A Sociedade Brasileira de Reprodução Assistida – SBRA e a Red Latinoamericana de Reproducción Asistida – REDLARA, acompanhando as demais sociedades mundiais e face à presença da pandemia de Covid-19, emitiram comunicado em 17 e 21 de março de 2020. Globalmente, e na América Latina não foi diferente, ciclos iniciados foram completados, decisões de congelamento tomadas, transferências discutidas e, na maioria das vezes, postergadas. Desde o início, entendemos que poderiam haver situações a serem individualizadas, como os casos oncológicos, em que pacientes necessitariam com urgência da preservação de seus gametas previamente a procedimentos cirúrgicos ou eventual quimioterapia que pudesse afetar sua fertilidade futura. Ao mesmo tempo, havia outros casos susceptíveis de individualização.

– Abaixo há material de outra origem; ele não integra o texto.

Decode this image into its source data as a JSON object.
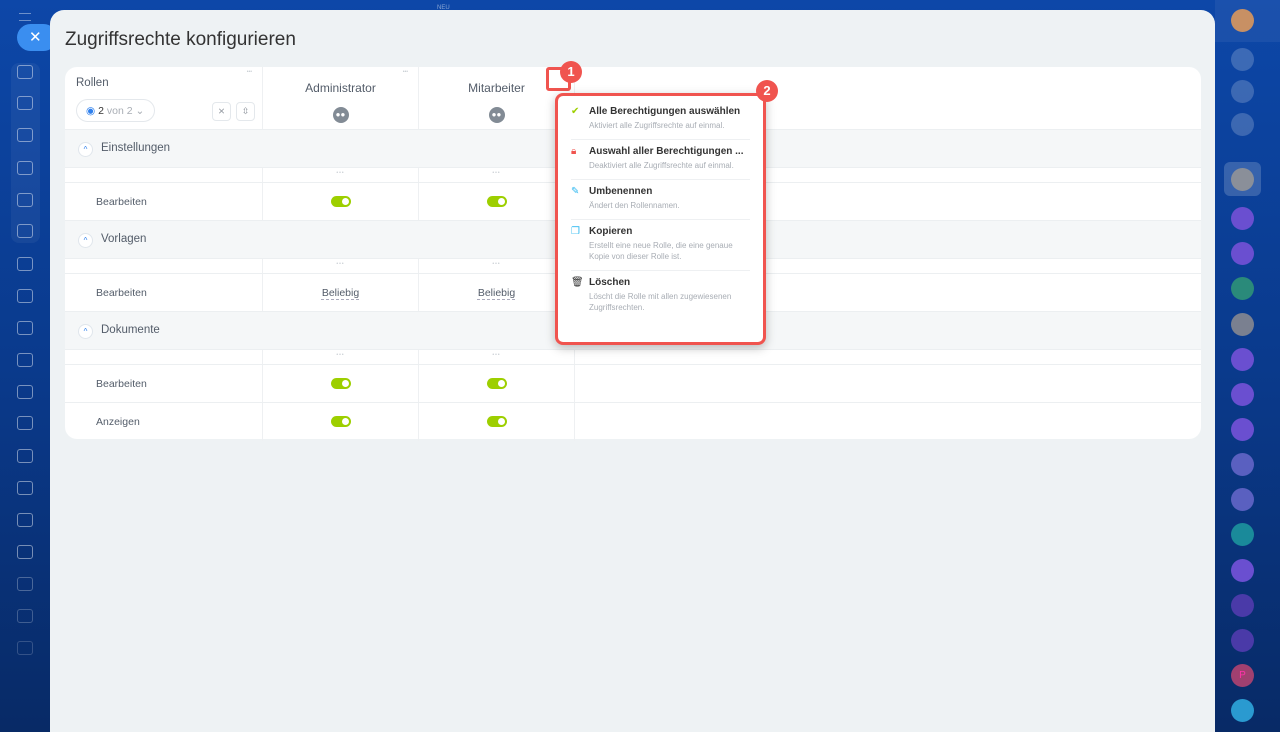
{
  "top_label": "NEU",
  "title": "Zugriffsrechte konfigurieren",
  "header": {
    "roles_label": "Rollen",
    "visible_count": "2",
    "visible_of": "von 2",
    "columns": [
      {
        "name": "Administrator"
      },
      {
        "name": "Mitarbeiter"
      }
    ]
  },
  "sections": [
    {
      "name": "Einstellungen",
      "items": [
        {
          "label": "Bearbeiten",
          "type": "toggle",
          "values": [
            true,
            true
          ]
        }
      ]
    },
    {
      "name": "Vorlagen",
      "items": [
        {
          "label": "Bearbeiten",
          "type": "select",
          "values": [
            "Beliebig",
            "Beliebig"
          ]
        }
      ]
    },
    {
      "name": "Dokumente",
      "items": [
        {
          "label": "Bearbeiten",
          "type": "toggle",
          "values": [
            true,
            true
          ]
        },
        {
          "label": "Anzeigen",
          "type": "toggle",
          "values": [
            true,
            true
          ]
        }
      ]
    }
  ],
  "menu": [
    {
      "icon": "check-icon",
      "title": "Alle Berechtigungen auswählen",
      "desc": "Aktiviert alle Zugriffsrechte auf einmal."
    },
    {
      "icon": "lock-icon",
      "title": "Auswahl aller Berechtigungen ...",
      "desc": "Deaktiviert alle Zugriffsrechte auf einmal."
    },
    {
      "icon": "pencil-icon",
      "title": "Umbenennen",
      "desc": "Ändert den Rollennamen."
    },
    {
      "icon": "copy-icon",
      "title": "Kopieren",
      "desc": "Erstellt eine neue Rolle, die eine genaue Kopie von dieser Rolle ist."
    },
    {
      "icon": "trash-icon",
      "title": "Löschen",
      "desc": "Löscht die Rolle mit allen zugewiesenen Zugriffsrechten."
    }
  ],
  "badges": [
    "1",
    "2"
  ],
  "right_bar": {
    "letter_avatar": "P"
  },
  "colors": {
    "toggle_on": "#9dcf00",
    "callout": "#f0544f",
    "accent": "#2f80ed"
  }
}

Passados 30 dias, com novos dados sobre a Covid-19, reconhecendo novos cenários para diferentes países, regiões ou cidades, além da realidade de um período claro de extensão da pandemia, que a infertilidade é definida pela OMS como doença, assim como a própria OMS define o direito de autonomia dos pacientes e:

CONSIDERANDO que, sob a luz de novas evidências científicas, este posicionamento deverá seguir sendo atualizado em momentos sucessivos;

CONSIDERANDO que, segundo a literatura médica, não se identificou até o momento a presença de vírus nos gametas e tratos genitais masculino ou feminino;

CONSIDERANDO que, até o momento, não há evidências a respeito das repercussões do Covid-19 sobre a gestação inicial;

CONSIDERANDO a preocupação com relação às evidências científicas emergentes quanto à possibilidade de transmissão vertical – isto é, da mãe para o bebê;

CONSIDERANDO que os serviços de reprodução assistida devam seguir as recomendações governamentais, respeitando as particularidades locais;

CONSIDERANDO a observação das medidas de distanciamento social, com cuidados na preservação dos pacientes e equipes, quando da assistência;

CONSIDERANDO as condutas para mitigar a sobrecarga do sistema de saúde local;

CONSIDERANDO que o adiamento dos tratamentos de reprodução assistida abrange determinados casos extremamente sensíveis ao tempo e, portanto, inadiáveis, com risco de condenar pessoas a uma infertilidade irreversível – ou seja, esterilidade; e

CONSIDERANDO o respeito à autonomia do paciente,

RECOMENDAM que ciclos de reprodução assistida possam ser realizados sob juízo do profissional assistente, em decisão compartilhada com os usuários do serviço, de forma personalizada, fundamentados e bem documentados, com precaução e bom-senso, evitando-se transferências embrionárias neste momento.